3. The method as claimed in claim 1, wherein a value of the irradiation power (P) between 50 W and 300 W is determined.

4. The method as claimed in claim 1, wherein a melt pool overlap (o) is additionally defined as a process constant, and wherein the melt pool overlap (o) is determined from parameter values of the established process parameters.

5. The method as claimed in claim 4, wherein a pathwise melt pool overlap (o) is determined from parameter values of the frequency, pulse width (τ) and scan speed (v), and a layerwise melt pool overlap is determined from a value of the irradiation power (P).

6. The method as claimed in claim 1, wherein the pulse frequency (f) and scan speed (v) are defined only layerwise as process constants.

7. The method as claimed in claim 1, wherein a duty cycle of between 25% and 75% is selected for the pulsed irradiation.

8. The method as claimed in claim 1, wherein a value of the scan speed (v) between 100 mm/s and 3000 mm/s is selected.

9. The method as claimed in claim 1, wherein with an increasing defined pulse frequency (f), a lower irradiation power (P) and a smaller pulse width (τ) are determined.

10. A computer program product stored on a non-transitory computer readable media, comprising: commands which, when executed by a computer cause this computer to carry out the method as claimed in claim 1.

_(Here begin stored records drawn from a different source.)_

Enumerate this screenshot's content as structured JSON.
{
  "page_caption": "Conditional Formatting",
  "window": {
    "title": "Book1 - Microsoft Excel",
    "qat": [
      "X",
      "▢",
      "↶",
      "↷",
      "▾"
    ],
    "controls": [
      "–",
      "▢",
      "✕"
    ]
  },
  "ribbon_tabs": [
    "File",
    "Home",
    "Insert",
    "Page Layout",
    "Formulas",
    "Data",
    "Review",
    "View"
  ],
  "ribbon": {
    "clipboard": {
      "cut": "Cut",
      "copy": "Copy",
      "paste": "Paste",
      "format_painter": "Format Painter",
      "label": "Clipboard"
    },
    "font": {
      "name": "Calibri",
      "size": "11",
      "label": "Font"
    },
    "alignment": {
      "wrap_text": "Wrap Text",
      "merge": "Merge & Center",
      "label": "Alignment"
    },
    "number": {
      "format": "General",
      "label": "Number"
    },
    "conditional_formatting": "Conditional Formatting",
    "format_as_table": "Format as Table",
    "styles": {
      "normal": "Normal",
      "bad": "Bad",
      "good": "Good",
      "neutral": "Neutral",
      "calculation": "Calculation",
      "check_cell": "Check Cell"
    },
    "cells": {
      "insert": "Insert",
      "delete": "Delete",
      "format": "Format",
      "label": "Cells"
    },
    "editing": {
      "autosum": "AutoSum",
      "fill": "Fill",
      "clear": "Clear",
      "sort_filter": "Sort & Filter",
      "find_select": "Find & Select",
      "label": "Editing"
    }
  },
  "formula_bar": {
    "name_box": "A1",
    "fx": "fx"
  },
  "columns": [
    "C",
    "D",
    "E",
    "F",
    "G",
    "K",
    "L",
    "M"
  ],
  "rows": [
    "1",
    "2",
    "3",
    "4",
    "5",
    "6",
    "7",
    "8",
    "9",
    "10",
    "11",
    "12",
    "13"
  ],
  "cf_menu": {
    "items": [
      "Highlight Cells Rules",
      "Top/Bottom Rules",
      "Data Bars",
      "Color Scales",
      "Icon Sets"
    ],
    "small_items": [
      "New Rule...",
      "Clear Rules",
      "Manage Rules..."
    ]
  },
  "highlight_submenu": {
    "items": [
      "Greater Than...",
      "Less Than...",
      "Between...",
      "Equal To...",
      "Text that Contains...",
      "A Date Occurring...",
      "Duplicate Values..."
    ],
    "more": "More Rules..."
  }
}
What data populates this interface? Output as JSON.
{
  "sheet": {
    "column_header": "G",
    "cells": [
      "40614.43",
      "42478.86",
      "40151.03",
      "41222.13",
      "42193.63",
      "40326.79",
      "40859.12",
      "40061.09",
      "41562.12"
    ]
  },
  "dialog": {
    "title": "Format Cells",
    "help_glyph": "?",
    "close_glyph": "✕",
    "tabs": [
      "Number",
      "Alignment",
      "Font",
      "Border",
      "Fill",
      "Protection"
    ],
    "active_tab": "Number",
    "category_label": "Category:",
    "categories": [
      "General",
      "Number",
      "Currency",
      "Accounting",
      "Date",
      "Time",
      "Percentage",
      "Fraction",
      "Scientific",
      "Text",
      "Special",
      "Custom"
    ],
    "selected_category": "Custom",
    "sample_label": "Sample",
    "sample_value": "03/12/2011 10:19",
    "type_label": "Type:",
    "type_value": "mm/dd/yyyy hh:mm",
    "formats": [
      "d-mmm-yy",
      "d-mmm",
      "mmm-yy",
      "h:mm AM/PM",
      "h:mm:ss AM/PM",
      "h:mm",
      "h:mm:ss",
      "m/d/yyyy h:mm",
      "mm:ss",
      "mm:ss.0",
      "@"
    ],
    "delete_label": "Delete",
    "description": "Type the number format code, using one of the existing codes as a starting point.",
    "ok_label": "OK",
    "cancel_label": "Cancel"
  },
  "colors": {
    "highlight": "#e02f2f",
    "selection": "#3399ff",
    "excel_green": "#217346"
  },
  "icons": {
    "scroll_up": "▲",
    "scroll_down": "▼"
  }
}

11. A method for powder bed-based additive production of a component structure comprising: executing the control instructions produced by the method as claimed in claim 1.

12. A control device for the additive production of a component structure, wherein the control device is configured to employ the control instructions provided by the method as claimed in claim 1 in order to control an energy beam of an additive production apparatus in the course of the additive production of the component structure.

13. An additive production apparatus, comprising: a control device as claimed in claim 12.

14. The method as claimed in claim 7, wherein a duty cycle of 50% is selected for the pulsed irradiation.

15. The computer program product as claimed in claim 10, wherein the commands control the irradiation in an additive production apparatus.

16. The control device as claimed in claim 12, wherein the energy beam comprises a laser beam.

Description

BRIEF DESCRIPTION OF THE DRAWINGS

[0035] FIG. 1 indicates the principle of additive powder bed methods with the aid of a schematic sectional view of a corresponding production apparatus.

[0036] FIG. 2 shows a schematic flow chart indicating method steps according to the invention.

[0037] FIG. 3 indicates a setpoint situation with respect to process parameters determined based on a schematic plan view of an irradiation path.

[0038] FIG. 4 indicates an actual situation with respect to process parameters determined based on a schematic plan view of an irradiation path.

[0039] FIG. 5 shows a diagrammatic overview of the measured profile of the irradiation power, parametrically plotted as a function of the pulse frequency and respectively the duty cycle.

[0040] FIG. 6 shows a diagrammatic overview of the pulse width which is plotted, while being parameterized by the irradiation power, as a function of the pulse frequency and respectively the duty cycle.

DETAILED DESCRIPTION OF INVENTION

[0041] In the exemplary embodiments and figures, elements which are the same or have the same effect may respectively be provided with the same references. The elements represented and their size proportions with respect to one another are not in principle to be regarded as true to scale, and individual elements may instead be represented as being exaggeratedly thick or large for improved representability and/or for improved understanding.

[0042] FIG. 1 shows an additive production apparatus 100. The production apparatus 100 is advantageously configured as an LPBF apparatus and for the additive construction of components or constituent parts from a powder bed. The apparatus 100 may especially also refer to an apparatus for electron beam melting.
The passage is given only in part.